A condition called “cherry eye” (eyelid protusion) may sound like nothing to worry about, but is actually rather serious. Cherry eye is a common term for prolapse of the third eyelid gland. Many mammals, including dogs, have a third eyelid located inside the lower eyelid that provides additional protection for their (very sensitive) eyes. Within that third eyelid is a gland that produces a significant portion of the tear film that keeps the eyes well moisturized. When the third eyelids’ gland prolapse or “pops out”—that’s cherry eye. So, what are some symptoms of cherry eye and what would you need to do about it? Read on to find out:
The main symptom of cherry eye is, unsurprisingly, that the third eyelid gland becomes red and swollen. The swollen gland may be large or small but it should immediately be brought to your veterinarian’s attention. This is because the third eyelid gland is so important in keeping the eyes protected and moisturized. In fact, the third eyelid gland produces up to fifty percent of the watery (aqueous) portion of the tear film.When the gland isn’t working properly, the eyes can become severely dry and this can impair your pet’s vision!
The gland of the third eyelid is normally anchored to the lower inner rim of the eye by a fibrous attachment, and cherry eye is thought to be caused by a weakness in that attachment. Dog breeds most commonly affected by cherry eye include Cocker Spaniels, Bulldogs, Beagles, Bloodhounds, Lhasa Apsos, Shih-tzus, and other brachycephalic breeds (dogs with “squished” faces). Some cat breeds are also disproportionately affected, including Burmese and Persian cats.

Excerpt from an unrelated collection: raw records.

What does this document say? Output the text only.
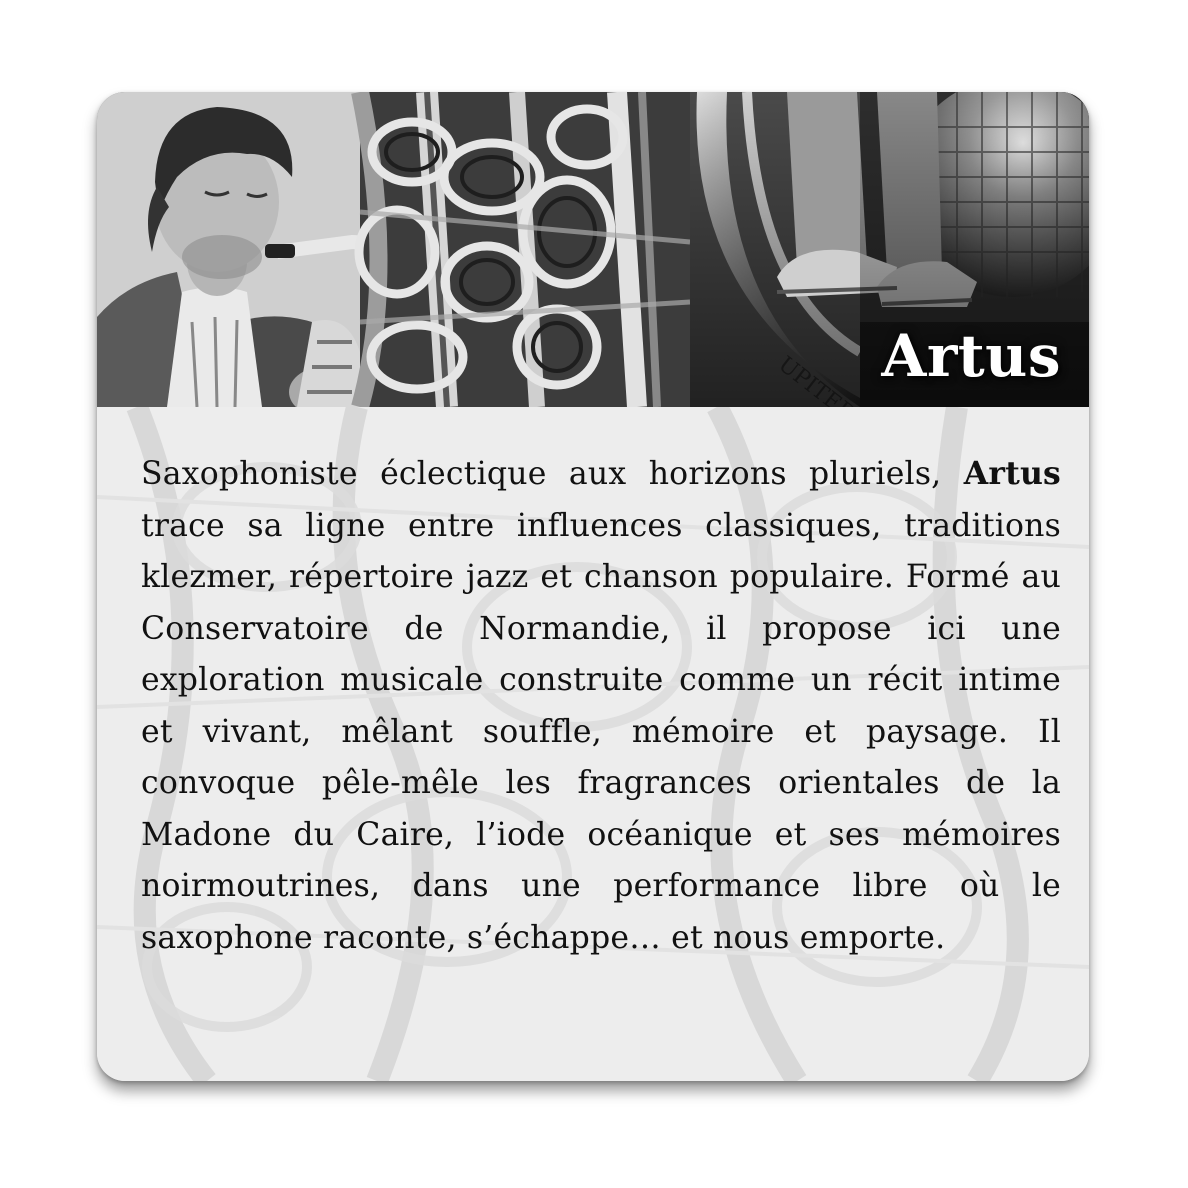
Artus

Saxophoniste éclectique aux horizons pluriels, Artus trace sa ligne entre influences classiques, traditions klezmer, répertoire jazz et chanson populaire. Formé au Conservatoire de Normandie, il propose ici une exploration musicale construite comme un récit intime et vivant, mêlant souffle, mémoire et paysage. Il convoque pêle-mêle les fragrances orientales de la Madone du Caire, l’iode océanique et ses mémoires noirmoutrines, dans une performance libre où le saxophone raconte, s’échappe… et nous emporte.
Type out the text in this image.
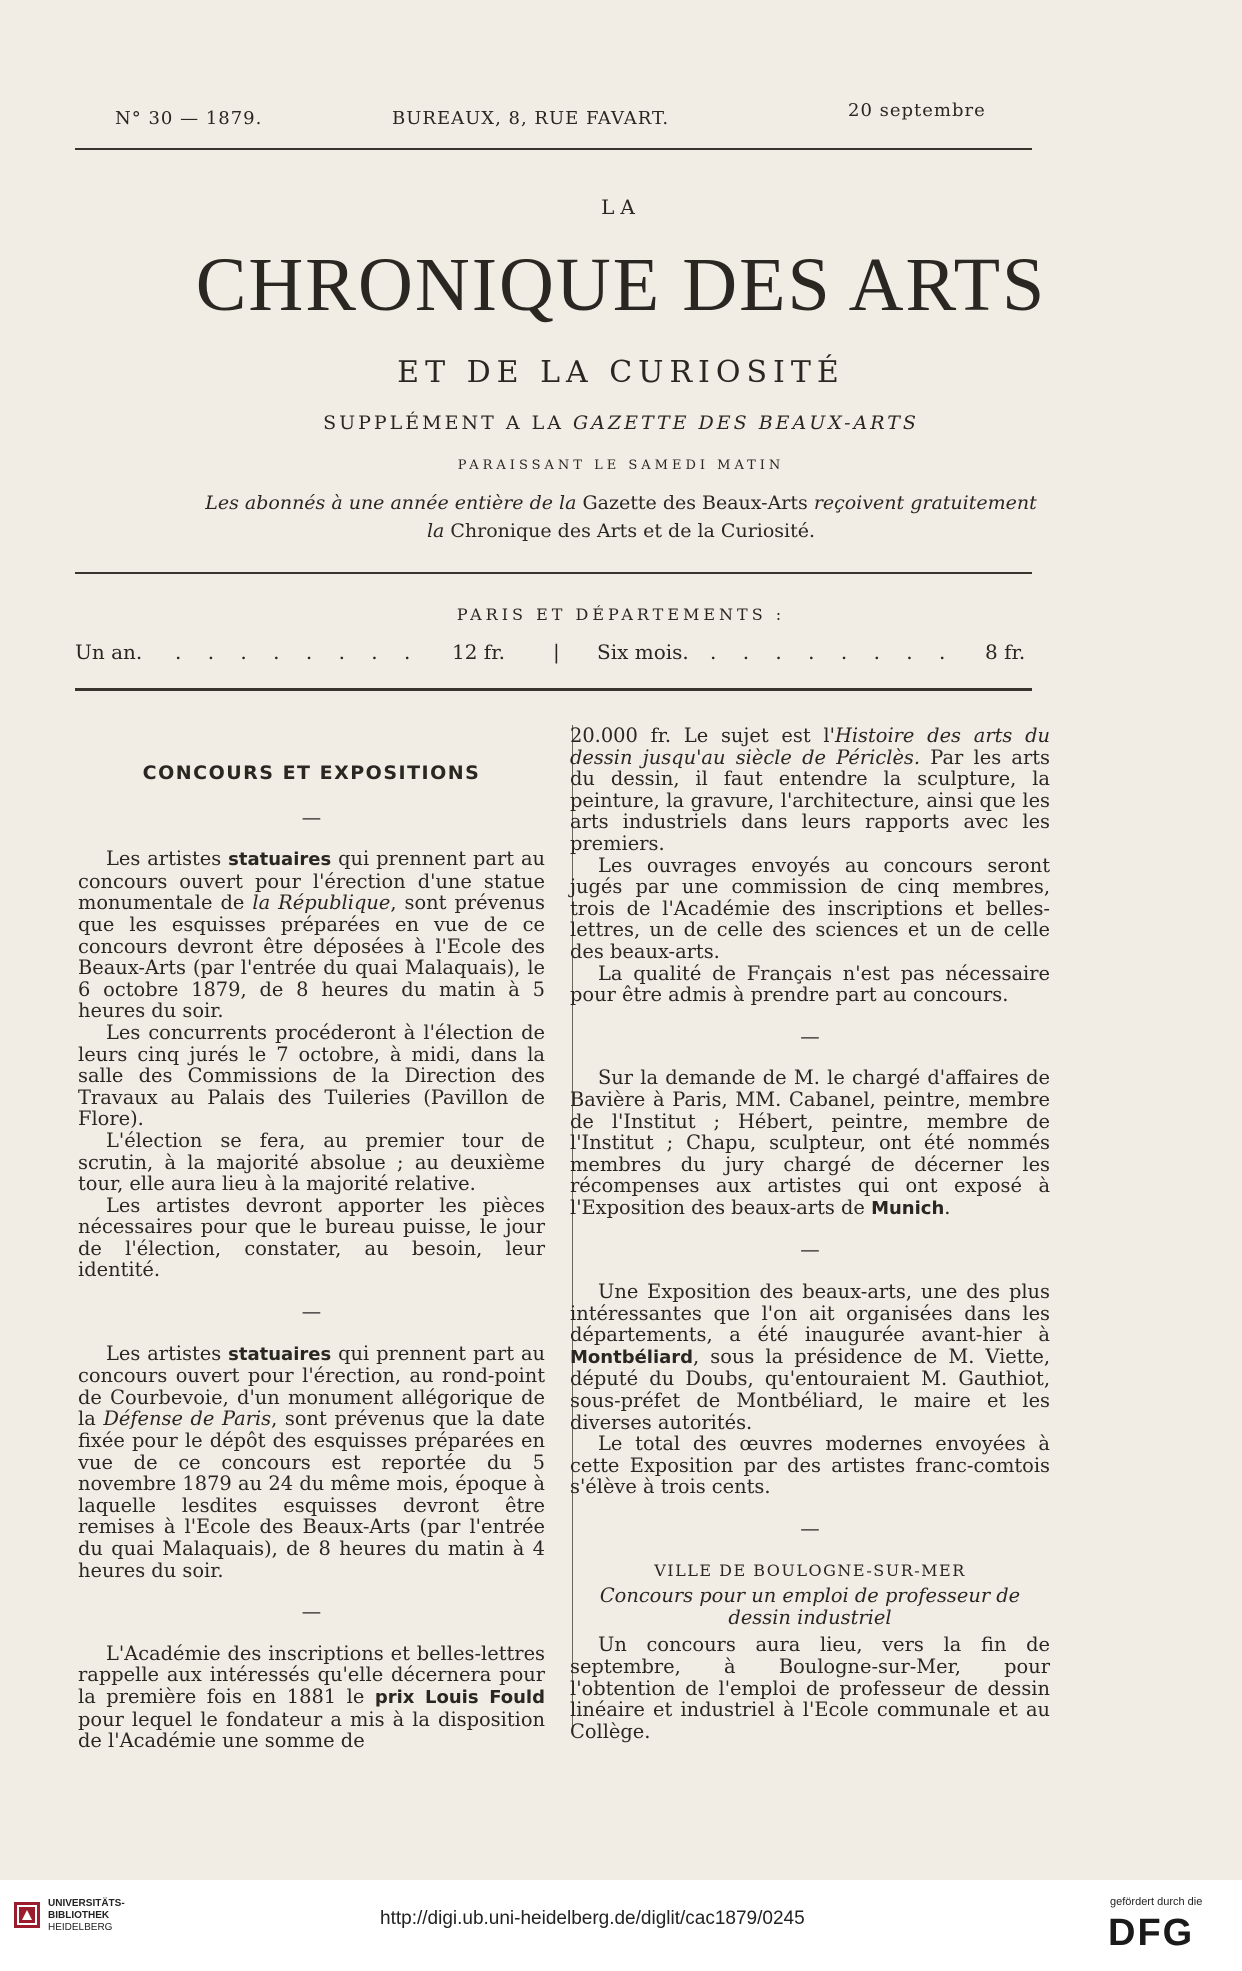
N° 30 — 1879.	BUREAUX, 8, RUE FAVART.	20 septembre
LA
CHRONIQUE DES ARTS
ET DE LA CURIOSITÉ
SUPPLÉMENT A LA GAZETTE DES BEAUX-ARTS
PARAISSANT LE SAMEDI MATIN
Les abonnés à une année entière de la Gazette des Beaux-Arts reçoivent gratuitement
la Chronique des Arts et de la Curiosité.
PARIS ET DÉPARTEMENTS :
Un an. . . . . . . . . 12 fr. | Six mois. . . . . . . . . 8 fr.
CONCOURS ET EXPOSITIONS
—

Les artistes statuaires qui prennent part au concours ouvert pour l'érection d'une statue monumentale de la République, sont prévenus que les esquisses préparées en vue de ce concours devront être déposées à l'Ecole des Beaux-Arts (par l'entrée du quai Malaquais), le 6 octobre 1879, de 8 heures du matin à 5 heures du soir.

Les concurrents procéderont à l'élection de leurs cinq jurés le 7 octobre, à midi, dans la salle des Commissions de la Direction des Travaux au Palais des Tuileries (Pavillon de Flore).

L'élection se fera, au premier tour de scrutin, à la majorité absolue ; au deuxième tour, elle aura lieu à la majorité relative.

Les artistes devront apporter les pièces nécessaires pour que le bureau puisse, le jour de l'élection, constater, au besoin, leur identité.

—

Les artistes statuaires qui prennent part au concours ouvert pour l'érection, au rond-point de Courbevoie, d'un monument allégorique de la Défense de Paris, sont prévenus que la date fixée pour le dépôt des esquisses préparées en vue de ce concours est reportée du 5 novembre 1879 au 24 du même mois, époque à laquelle lesdites esquisses devront être remises à l'Ecole des Beaux-Arts (par l'entrée du quai Malaquais), de 8 heures du matin à 4 heures du soir.

—

L'Académie des inscriptions et belles-lettres rappelle aux intéressés qu'elle décernera pour la première fois en 1881 le prix Louis Fould pour lequel le fondateur a mis à la disposition de l'Académie une somme de

20.000 fr. Le sujet est l'Histoire des arts du dessin jusqu'au siècle de Périclès. Par les arts du dessin, il faut entendre la sculpture, la peinture, la gravure, l'architecture, ainsi que les arts industriels dans leurs rapports avec les premiers.

Les ouvrages envoyés au concours seront jugés par une commission de cinq membres, trois de l'Académie des inscriptions et belles-lettres, un de celle des sciences et un de celle des beaux-arts.

La qualité de Français n'est pas nécessaire pour être admis à prendre part au concours.

—

Sur la demande de M. le chargé d'affaires de Bavière à Paris, MM. Cabanel, peintre, membre de l'Institut ; Hébert, peintre, membre de l'Institut ; Chapu, sculpteur, ont été nommés membres du jury chargé de décerner les récompenses aux artistes qui ont exposé à l'Exposition des beaux-arts de Munich.

—

Une Exposition des beaux-arts, une des plus intéressantes que l'on ait organisées dans les départements, a été inaugurée avant-hier à Montbéliard, sous la présidence de M. Viette, député du Doubs, qu'entouraient M. Gauthiot, sous-préfet de Montbéliard, le maire et les diverses autorités.

Le total des œuvres modernes envoyées à cette Exposition par des artistes franc-comtois s'élève à trois cents.

—
VILLE DE BOULOGNE-SUR-MER
Concours pour un emploi de professeur de dessin industriel

Un concours aura lieu, vers la fin de septembre, à Boulogne-sur-Mer, pour l'obtention de l'emploi de professeur de dessin linéaire et industriel à l'Ecole communale et au Collège.

UNIVERSITÄTS-
BIBLIOTHEK
HEIDELBERG	http://digi.ub.uni-heidelberg.de/diglit/cac1879/0245
gefördert durch die
DFG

When you take your four-legged friend in for treatment, you’ll find that cherry eye must be treated surgically. Fear not, though, the veterinary surgeon will only do what your beloved pet needs and it will make your furbaby much more comfortable and happy. And, in most cases, your pet’s gland will return to normal function within only a few weeks of the surgery! With that said, in about 5-20% of cases, there will be a re-prolapse of the third eyelid gland and require additional surgery. Additionally, many pets who have a prolapse in one eye will eventually experience a prolapse in the opposite eye. In severe or chronic cases of cherry eye, there may be no option other than removal of the gland, especially if the function is thought to be severely diminished or absent. But luckily those scenarios are rather rare and treatment is still viable.